Rodri chegou à Copa do Mundo cercado de incertezas. Depois de ser coroado o melhor jogador do mundo pela “France Football” em 2024, o volante enfrentou a lesão mais séria de sua carreira, que o afastou dos campos por mais de 200 dias. Mas nos Estados Unidos, além de receber a Bola de Ouro do Mundial, ele mostrou que ainda tem muito a oferecer, provando que está sim no nível que o levou ao topo do futebol.
Durante a competição, Rodri foi fundamental para a seleção espanhola, ajudando a conduzir o meio-campo na campanha que culminou na vitória sobre a Argentina, no MetLife Stadium, em Nova Jersey. Embora não tenha marcado gols ou dado assistências, o impacto dele foi enorme. Ele é reconhecido como o jogador mais criativo da equipe, responsável por dar ritmo ao ataque sob o comando de Luis de la Fuente.
E não é só isso. Rodri bateu recordes impressionantes em 2026, como o de mais passes trocados em uma única edição de Mundial — foram 650 passes, com uma precisão de mais de 93%. O gol de Ferran Torres na prorrogação foi decisivo, e ajudou Rodri a conquistar o título de melhor jogador da competição. Caso contrário, Lionel Messi, que ficou com a vice-artilharia, poderia ter levado esse prêmio.
O volante, emocionado, destacou a importância da superação em sua trajetória. “É um orgulho para mim e adoraria que as novas gerações vissem que isso é possível. Um jogador que passou por altos e baixos pode se reerguer. É preciso acreditar”, comentou após a conquista.
Rodri enfrentou um grande desafio antes da Copa do Mundo. Após o título da Eurocopa em 2024, ele estava nas nuvens, mas uma ruptura dos ligamentos cruzados do joelho o afastou por quase toda a temporada 2024/25. Ele só conseguiu voltar a jogar em alta frequência no ano seguinte. O técnico Pep Guardiola comentou que Rodri só recuperaria seu melhor nível durante a Copa do Mundo, e ele realmente provou isso.

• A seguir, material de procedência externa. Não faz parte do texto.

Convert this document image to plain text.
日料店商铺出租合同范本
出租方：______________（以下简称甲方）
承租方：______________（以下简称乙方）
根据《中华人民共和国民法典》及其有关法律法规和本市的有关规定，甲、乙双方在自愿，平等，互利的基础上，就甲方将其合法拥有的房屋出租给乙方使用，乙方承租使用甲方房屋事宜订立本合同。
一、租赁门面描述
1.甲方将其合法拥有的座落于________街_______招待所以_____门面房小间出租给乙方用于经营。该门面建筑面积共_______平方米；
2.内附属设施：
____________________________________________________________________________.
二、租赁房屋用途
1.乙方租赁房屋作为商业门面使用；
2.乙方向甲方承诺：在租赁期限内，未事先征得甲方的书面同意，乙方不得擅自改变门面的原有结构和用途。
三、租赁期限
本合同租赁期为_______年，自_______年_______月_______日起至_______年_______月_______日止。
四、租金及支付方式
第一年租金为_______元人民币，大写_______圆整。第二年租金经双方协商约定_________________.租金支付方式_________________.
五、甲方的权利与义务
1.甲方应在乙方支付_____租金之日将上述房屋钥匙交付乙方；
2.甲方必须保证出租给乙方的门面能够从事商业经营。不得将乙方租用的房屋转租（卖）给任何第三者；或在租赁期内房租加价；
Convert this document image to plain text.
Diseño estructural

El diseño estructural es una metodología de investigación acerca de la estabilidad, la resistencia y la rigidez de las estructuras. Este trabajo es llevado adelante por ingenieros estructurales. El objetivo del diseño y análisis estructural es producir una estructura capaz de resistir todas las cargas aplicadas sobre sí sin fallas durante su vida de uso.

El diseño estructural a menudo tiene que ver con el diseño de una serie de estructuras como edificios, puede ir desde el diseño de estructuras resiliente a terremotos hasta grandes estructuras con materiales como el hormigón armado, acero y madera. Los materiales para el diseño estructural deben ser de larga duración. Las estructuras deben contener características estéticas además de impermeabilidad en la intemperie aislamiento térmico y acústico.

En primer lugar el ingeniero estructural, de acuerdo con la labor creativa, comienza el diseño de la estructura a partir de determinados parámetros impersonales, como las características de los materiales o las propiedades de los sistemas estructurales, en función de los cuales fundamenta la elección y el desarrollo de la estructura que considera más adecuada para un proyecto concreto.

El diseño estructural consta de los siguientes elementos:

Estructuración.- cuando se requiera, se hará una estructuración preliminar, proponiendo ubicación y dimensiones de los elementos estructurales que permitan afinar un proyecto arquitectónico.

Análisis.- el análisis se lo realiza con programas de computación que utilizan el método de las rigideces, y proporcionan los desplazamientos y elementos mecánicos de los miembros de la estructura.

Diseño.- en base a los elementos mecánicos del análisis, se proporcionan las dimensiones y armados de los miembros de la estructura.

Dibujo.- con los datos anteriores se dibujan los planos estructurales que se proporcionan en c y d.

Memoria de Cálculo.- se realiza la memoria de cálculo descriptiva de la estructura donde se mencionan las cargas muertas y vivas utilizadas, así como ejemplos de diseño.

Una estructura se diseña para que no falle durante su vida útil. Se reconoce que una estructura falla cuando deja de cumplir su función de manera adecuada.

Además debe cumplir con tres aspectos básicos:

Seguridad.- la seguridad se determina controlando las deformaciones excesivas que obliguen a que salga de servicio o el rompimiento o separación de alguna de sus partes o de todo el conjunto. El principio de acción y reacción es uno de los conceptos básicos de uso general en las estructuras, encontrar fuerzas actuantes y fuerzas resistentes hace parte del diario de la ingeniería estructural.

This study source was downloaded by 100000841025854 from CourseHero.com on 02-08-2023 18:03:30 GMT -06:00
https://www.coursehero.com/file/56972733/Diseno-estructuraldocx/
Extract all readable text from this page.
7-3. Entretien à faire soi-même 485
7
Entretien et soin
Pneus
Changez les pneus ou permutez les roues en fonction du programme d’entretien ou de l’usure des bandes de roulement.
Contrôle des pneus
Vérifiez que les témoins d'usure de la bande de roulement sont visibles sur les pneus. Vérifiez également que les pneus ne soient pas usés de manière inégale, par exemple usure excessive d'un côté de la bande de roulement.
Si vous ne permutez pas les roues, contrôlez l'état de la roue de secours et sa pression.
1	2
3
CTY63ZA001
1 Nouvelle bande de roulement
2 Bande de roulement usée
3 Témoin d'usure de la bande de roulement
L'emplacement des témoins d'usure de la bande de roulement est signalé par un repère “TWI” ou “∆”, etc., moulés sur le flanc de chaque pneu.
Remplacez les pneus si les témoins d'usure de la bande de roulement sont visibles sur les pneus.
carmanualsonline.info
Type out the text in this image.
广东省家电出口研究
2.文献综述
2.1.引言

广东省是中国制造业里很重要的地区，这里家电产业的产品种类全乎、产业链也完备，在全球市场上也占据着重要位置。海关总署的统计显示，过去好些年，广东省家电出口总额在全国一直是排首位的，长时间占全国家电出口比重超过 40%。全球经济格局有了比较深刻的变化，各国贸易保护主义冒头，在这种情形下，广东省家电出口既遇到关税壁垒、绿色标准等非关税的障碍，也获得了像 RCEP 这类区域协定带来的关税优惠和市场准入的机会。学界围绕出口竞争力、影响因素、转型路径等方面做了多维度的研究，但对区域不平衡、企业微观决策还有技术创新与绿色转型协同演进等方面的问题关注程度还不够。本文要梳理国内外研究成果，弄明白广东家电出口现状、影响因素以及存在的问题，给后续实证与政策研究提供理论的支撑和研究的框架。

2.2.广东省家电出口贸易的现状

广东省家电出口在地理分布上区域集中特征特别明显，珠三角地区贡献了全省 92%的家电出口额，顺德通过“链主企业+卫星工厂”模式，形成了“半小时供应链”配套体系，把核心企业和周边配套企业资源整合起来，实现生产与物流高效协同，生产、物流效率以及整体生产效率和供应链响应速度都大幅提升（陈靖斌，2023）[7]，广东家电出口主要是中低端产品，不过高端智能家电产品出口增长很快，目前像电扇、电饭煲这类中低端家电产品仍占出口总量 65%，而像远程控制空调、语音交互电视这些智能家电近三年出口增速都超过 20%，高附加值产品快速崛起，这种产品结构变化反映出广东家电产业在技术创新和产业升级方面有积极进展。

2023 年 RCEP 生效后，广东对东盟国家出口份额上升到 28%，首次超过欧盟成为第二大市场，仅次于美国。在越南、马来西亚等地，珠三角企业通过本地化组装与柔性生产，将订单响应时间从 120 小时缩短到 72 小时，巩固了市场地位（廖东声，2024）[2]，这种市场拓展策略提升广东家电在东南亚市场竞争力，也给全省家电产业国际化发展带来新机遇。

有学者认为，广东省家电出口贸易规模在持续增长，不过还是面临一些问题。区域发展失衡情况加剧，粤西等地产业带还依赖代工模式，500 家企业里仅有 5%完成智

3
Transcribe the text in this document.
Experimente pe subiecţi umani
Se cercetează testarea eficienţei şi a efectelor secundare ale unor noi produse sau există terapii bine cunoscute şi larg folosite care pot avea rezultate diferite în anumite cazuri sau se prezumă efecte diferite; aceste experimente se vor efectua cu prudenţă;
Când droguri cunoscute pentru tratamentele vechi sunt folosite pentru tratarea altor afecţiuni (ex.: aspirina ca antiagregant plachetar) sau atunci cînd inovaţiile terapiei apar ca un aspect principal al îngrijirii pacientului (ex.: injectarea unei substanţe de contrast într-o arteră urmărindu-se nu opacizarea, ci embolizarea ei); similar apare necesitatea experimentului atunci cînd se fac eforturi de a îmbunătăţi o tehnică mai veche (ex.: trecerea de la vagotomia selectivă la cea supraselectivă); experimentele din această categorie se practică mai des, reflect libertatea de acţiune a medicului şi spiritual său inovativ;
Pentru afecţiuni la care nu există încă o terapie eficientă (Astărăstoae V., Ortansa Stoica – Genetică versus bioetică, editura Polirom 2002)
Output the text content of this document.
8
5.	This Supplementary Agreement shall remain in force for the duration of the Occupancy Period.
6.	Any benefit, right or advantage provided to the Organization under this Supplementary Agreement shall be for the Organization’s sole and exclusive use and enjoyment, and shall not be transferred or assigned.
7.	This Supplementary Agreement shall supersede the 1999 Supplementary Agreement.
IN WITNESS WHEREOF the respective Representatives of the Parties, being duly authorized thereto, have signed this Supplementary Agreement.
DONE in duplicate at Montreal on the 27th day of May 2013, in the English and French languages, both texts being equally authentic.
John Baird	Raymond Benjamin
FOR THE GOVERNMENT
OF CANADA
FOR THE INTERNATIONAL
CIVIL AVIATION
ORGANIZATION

De La Fuente confiou em Rodri, mesmo após várias lesões, e ele se destacou como capitão e líder no meio-campo. Ao erguer o troféu, ele se igualou a Iker Casillas como um dos poucos capitães a conquistar o título mundial pela Espanha. Além de sua contribuição ofensiva, Rodri também foi essencial na defesa. A seleção espanhola sofreu apenas um gol durante a campanha, mostrando sua eficácia defensiva.
Com o título da Copa do Mundo, Rodri se posiciona como um dos favoritos à Bola de Ouro da France Football. Na temporada 2025/26, mesmo não sendo um dos jogadores mais utilizados por Guardiola, ele contribuiu para as conquistas da Copa da Liga Inglesa e da FA Cup. Agora, ao voltar para o Manchester City, seu futuro é incerto. Com a saída de Guardiola, ele terá um novo desafio sob o comando de Enzo Maresca. Além disso, seu nome foi cogitado como um possível reforço do Real Madrid.
“Só eu sei pelo que passei. Aqueles que sempre apostam em você estão lá. Senti o apoio de todo mundo, o carinho, e me sinto muito querido”, disse Rodri, refletindo sobre sua jornada. O volante tem contrato com o Manchester City até junho de 2027 e continuará lutando por prêmios individuais enquanto ajuda na reconstrução da equipe e se firma na seleção de De La Fuente.